Asia will become the default market for Russian oil
Asia will become the default market for Russian oil as the government seeks clients for its energy exports.
Oil prices have risen sharply since Russia invaded Ukraine in late February, putting pressure on major oil consumers in Asia, such as China and India. Aside from the lower cost of Russian oil, Beijing and New Delhi have strong relations with Moscow.
The West has retaliated financially against Moscow for the invasion, with the United States boycotting Russian crude, the United Kingdom planning to do the same, and the European Union considering similar steps. Russia now has extra oil that is difficult to sell, and the situation expects to worsen. Russia, a member of the OPEC+ coalition, is the world’s largest oil exporter and the world’s second-largest crude oil exporter after Saudi Arabia.
The International Energy Agency (IEA) reported that Russian crude sold at record low prices earlier this month. For the Urals mix, a handful of commodity trading firms recently offered discounts of $30 and $25 per barrel.

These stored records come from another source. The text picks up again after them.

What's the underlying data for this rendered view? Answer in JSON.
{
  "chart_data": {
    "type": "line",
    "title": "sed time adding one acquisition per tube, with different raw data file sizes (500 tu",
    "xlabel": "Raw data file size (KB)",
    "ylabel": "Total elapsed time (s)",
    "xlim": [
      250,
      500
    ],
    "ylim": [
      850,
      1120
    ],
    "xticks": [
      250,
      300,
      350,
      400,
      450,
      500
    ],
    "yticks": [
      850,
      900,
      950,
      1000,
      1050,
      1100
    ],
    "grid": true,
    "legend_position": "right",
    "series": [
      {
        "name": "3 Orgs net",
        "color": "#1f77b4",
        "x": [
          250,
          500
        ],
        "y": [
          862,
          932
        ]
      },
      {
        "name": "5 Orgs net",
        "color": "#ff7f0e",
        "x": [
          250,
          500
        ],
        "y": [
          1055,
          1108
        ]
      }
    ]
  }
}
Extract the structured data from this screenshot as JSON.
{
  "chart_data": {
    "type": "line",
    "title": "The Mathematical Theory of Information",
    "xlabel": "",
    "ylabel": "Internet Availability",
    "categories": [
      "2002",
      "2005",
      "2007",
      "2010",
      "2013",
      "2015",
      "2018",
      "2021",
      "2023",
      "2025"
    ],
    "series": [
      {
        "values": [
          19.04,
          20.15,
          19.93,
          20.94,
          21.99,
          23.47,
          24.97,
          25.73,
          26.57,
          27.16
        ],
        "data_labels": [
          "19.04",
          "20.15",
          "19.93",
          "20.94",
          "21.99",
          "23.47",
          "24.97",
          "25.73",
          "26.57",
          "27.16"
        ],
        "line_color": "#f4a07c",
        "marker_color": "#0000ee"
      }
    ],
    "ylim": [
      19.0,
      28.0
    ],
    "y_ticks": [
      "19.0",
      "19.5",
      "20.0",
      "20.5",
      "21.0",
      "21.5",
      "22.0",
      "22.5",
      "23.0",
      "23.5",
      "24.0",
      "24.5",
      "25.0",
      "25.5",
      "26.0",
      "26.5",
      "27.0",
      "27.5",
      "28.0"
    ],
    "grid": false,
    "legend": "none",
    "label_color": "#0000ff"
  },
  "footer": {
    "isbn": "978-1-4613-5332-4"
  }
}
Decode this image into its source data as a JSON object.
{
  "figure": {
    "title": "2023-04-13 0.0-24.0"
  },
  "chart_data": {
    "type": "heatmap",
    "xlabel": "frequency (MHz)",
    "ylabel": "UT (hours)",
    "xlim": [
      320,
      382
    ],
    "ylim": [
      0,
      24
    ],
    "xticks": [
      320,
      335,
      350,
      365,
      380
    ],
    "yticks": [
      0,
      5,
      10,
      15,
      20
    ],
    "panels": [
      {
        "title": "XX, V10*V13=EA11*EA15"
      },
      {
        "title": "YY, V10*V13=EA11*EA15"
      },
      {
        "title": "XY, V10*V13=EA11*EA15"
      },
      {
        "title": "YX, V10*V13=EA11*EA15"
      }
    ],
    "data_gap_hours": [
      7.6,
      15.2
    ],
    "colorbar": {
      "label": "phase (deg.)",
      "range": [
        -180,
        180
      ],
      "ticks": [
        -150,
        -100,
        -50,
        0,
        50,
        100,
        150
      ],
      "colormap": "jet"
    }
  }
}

According to industry insiders, since the beginning of the Russia-Ukraine conflict in early March, there has been a “substantial” increase in Russian oil supply heading for India, and New Delhi seems prepared to buy even more inexpensive oil from Moscow.
Gulf oil producers, according to the World Bank’s president, might play a crucial role in reducing oil and gas price volatility in the coming months.
Several consuming countries have asked OPEC+ to increase supply more quickly as crude prices have risen to their highest level since 2008, over $139 per barrel this month.
The majority of spare capacity in the OPEC + group, which encompasses petroleum exporting countries and their allies, including Russia, is held by Saudi Arabia and the United Arab Emirates.